The colony of mulberries leaned from the tangle of brush and brambles over into the garden so that the magnolia also arched slightly to reach more sunlight, and so it was inevitable that eventually the mulberries must go. With the immediate issue of the bittersweet vine I was convinced that my usual procrastination would be impractical. With many garden chores I’ve found that if ignored long enough the need goes away, but it was apparent this would not be the case with the invasive vine.
The thicket was such a mass of seedling trunks, brambles, and vines that it was impossible to tell which one or ones were the bittersweet, so my only choice was to chop the mulberries down and then to cut out the vine. I’ve had to remove several trees over the past year due to storm damage, and all were easily cut into sections and stacked to be burned in the fire pit. The tangle of mulberry and bittersweet was not so easily removed.

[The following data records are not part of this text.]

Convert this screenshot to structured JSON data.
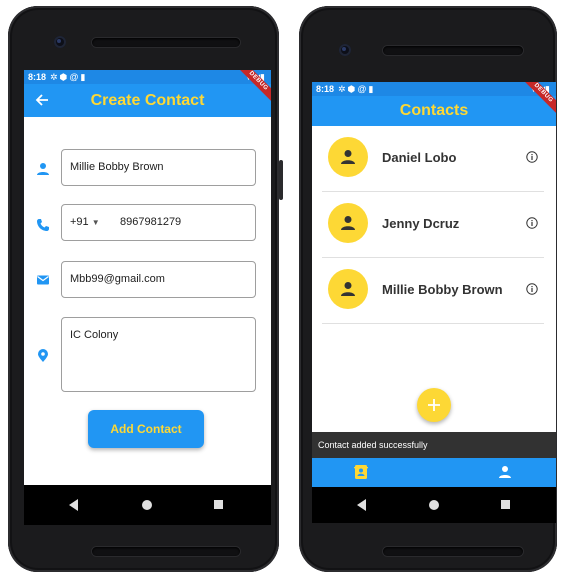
{
  "colors": {
    "appbar": "#2196f3",
    "statusbar": "#1e88e5",
    "accent_yellow": "#fdd835",
    "phone_body": "#1b1b1d",
    "snackbar": "#323232"
  },
  "left_screen": {
    "status_time": "8:18",
    "status_icons": [
      "gear-icon",
      "shield-icon",
      "at-icon",
      "sd-card-icon"
    ],
    "status_right": [
      "wifi-icon",
      "signal-icon",
      "battery-icon"
    ],
    "title": "Create Contact",
    "debug_banner": "DEBUG",
    "form": {
      "name": {
        "icon": "person-icon",
        "value": "Millie Bobby Brown"
      },
      "phone": {
        "icon": "phone-icon",
        "country_code": "+91",
        "value": "8967981279"
      },
      "email": {
        "icon": "mail-icon",
        "value": "Mbb99@gmail.com"
      },
      "address": {
        "icon": "location-pin-icon",
        "value": "IC Colony"
      }
    },
    "submit_label": "Add Contact"
  },
  "right_screen": {
    "status_time": "8:18",
    "status_icons": [
      "gear-icon",
      "shield-icon",
      "at-icon",
      "sd-card-icon"
    ],
    "title": "Contacts",
    "debug_banner": "DEBUG",
    "contacts": [
      {
        "name": "Daniel Lobo"
      },
      {
        "name": "Jenny Dcruz"
      },
      {
        "name": "Millie Bobby Brown"
      }
    ],
    "fab_icon": "plus-icon",
    "snackbar_text": "Contact added successfully",
    "bottom_nav": [
      {
        "icon": "contacts-book-icon",
        "selected": true
      },
      {
        "icon": "person-icon",
        "selected": false
      }
    ]
  }
}
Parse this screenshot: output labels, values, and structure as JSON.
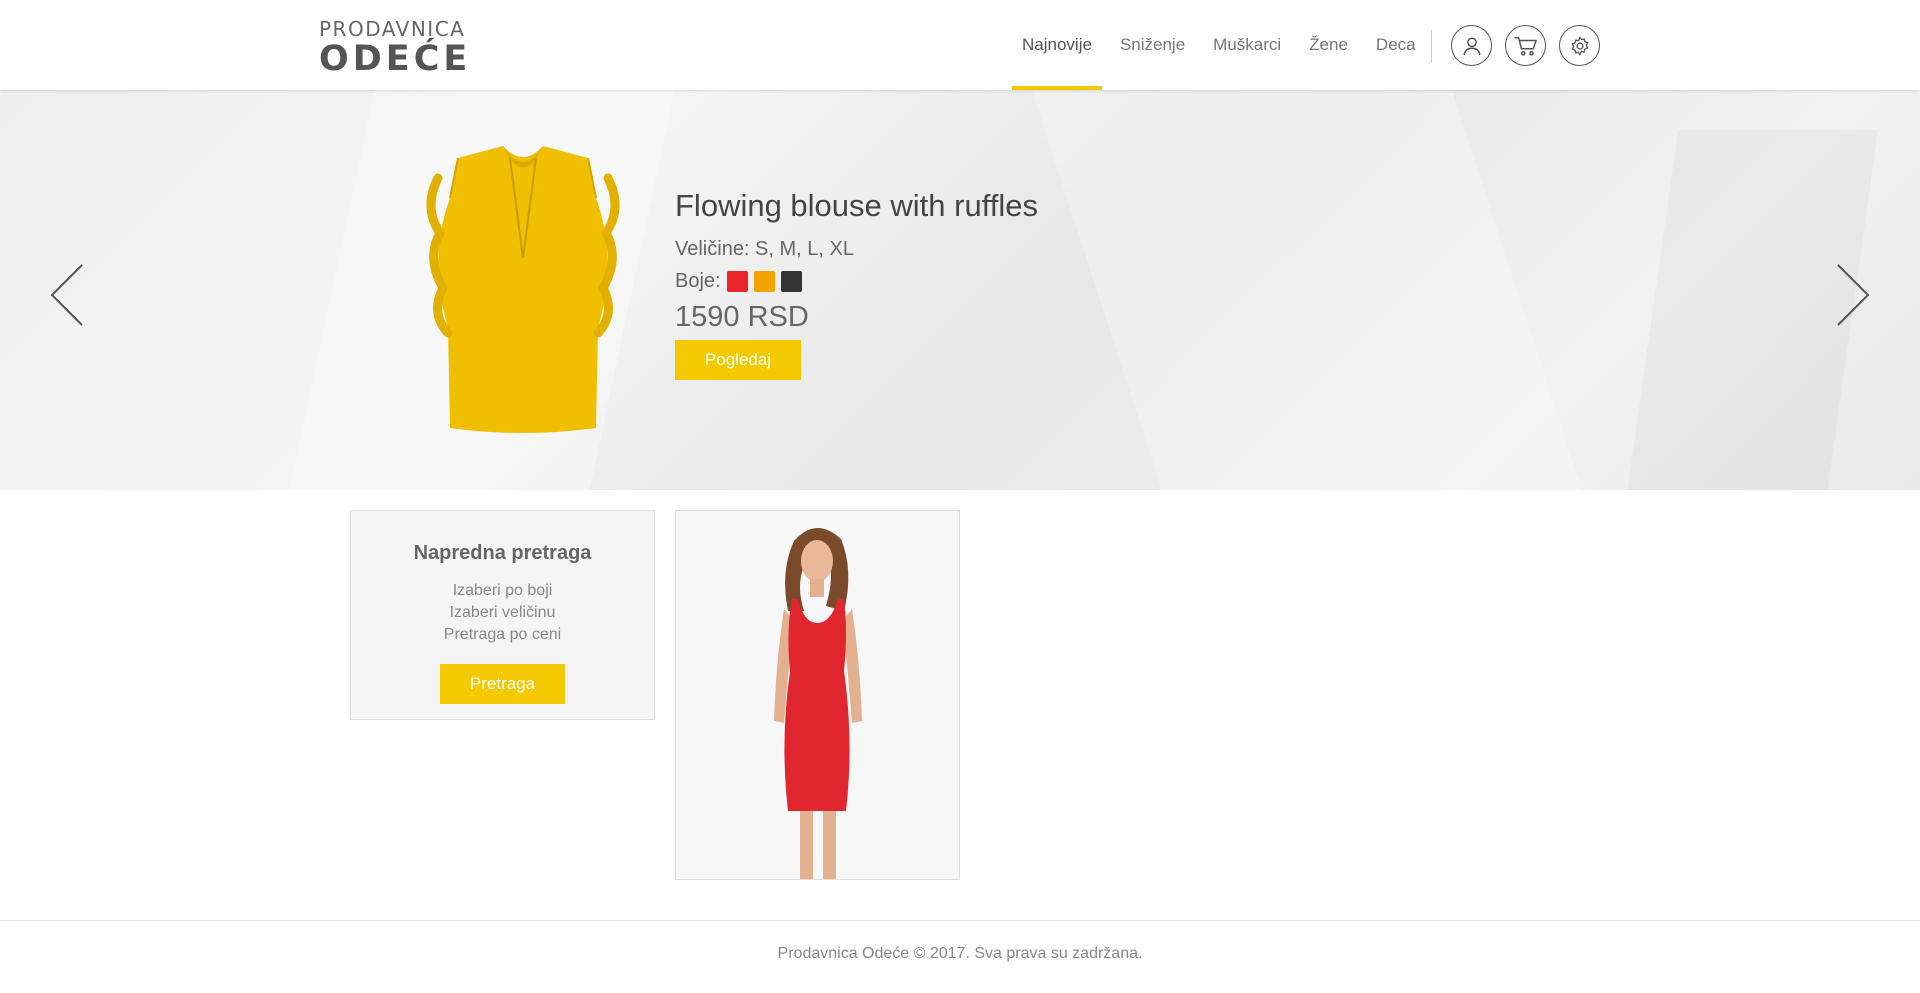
{
  "logo": {
    "top": "PRODAVNICA",
    "bottom": "ODEĆE"
  },
  "nav": {
    "items": [
      {
        "label": "Najnovije",
        "active": true
      },
      {
        "label": "Sniženje",
        "active": false
      },
      {
        "label": "Muškarci",
        "active": false
      },
      {
        "label": "Žene",
        "active": false
      },
      {
        "label": "Deca",
        "active": false
      }
    ],
    "icons": [
      "user-icon",
      "cart-icon",
      "settings-icon"
    ]
  },
  "hero": {
    "title": "Flowing blouse with ruffles",
    "sizes": "Veličine: S, M, L, XL",
    "colors_label": "Boje:",
    "colors": [
      "#e8262b",
      "#f5a300",
      "#333333"
    ],
    "price": "1590 RSD",
    "button": "Pogledaj"
  },
  "search": {
    "title": "Napredna pretraga",
    "links": [
      "Izaberi po boji",
      "Izaberi veličinu",
      "Pretraga po ceni"
    ],
    "button": "Pretraga"
  },
  "footer": {
    "text": "Prodavnica Odeće © 2017. Sva prava su zadržana."
  },
  "colors": {
    "accent": "#f5c900"
  }
}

There were a handful of trunks that could be identified as mulberries, and several other unidentifiable smaller trees with vines as thick as your wrist weaving throughout. The tangle made it necessary to cut each trunk into multiple pieces and then to cut away large branches so that any part would fall to the ground. Once the web of branches and vines had fallen the saw and pruners were used to cut sections into manageable pieces. These have been hauled and stacked nearby, so that the mess can be burned out from under the canopy of the ‘Elizabeth’ and Bigleaf magnolias (below). Even cut into sections the tangle of vines and branches is too difficult to move any further.
There was remarkably little injury resulting from this project. I expected cuts and scratches (and considerable blood), but the bittersweet vine has blunt thorns that are barely a bother, and fortunately there were few thorny brambles in this part of the thicket .
Now that the mulberries and vines have been chopped off there is a void in the thicket, and in this garden a void is quickly filled. I will exercise some patience because I know that the mulberries and vines will pop up again from the roots in the spring, but this growth will be more easily controlled than vines climbing through the tops of trees. As I do, I’ve begun to consider alternatives for this space. It will be partially shaded, and trees must be vigorous to crowd the inevitable competition from the thicket. Also, deer nestle in this space through the spring and summer, so resistance is a requirement.
The shrub like Sweetbay magnolia (above) will work well in this spot, and since there are two neighboring magnolias I suppose it is somehow appropriate to add a third. These are vastly different trees, so there is no danger in confusing one with another. I’ve considered planting a sweetbay for years, but there wasn’t an appropriate spot until now. So, this will be a start, then there will be the need for a few shrubs that will tolerate the thicket, shade, and the deer. With a garden that is maturing and nearly overflowing, I welcome the opportunity to plant.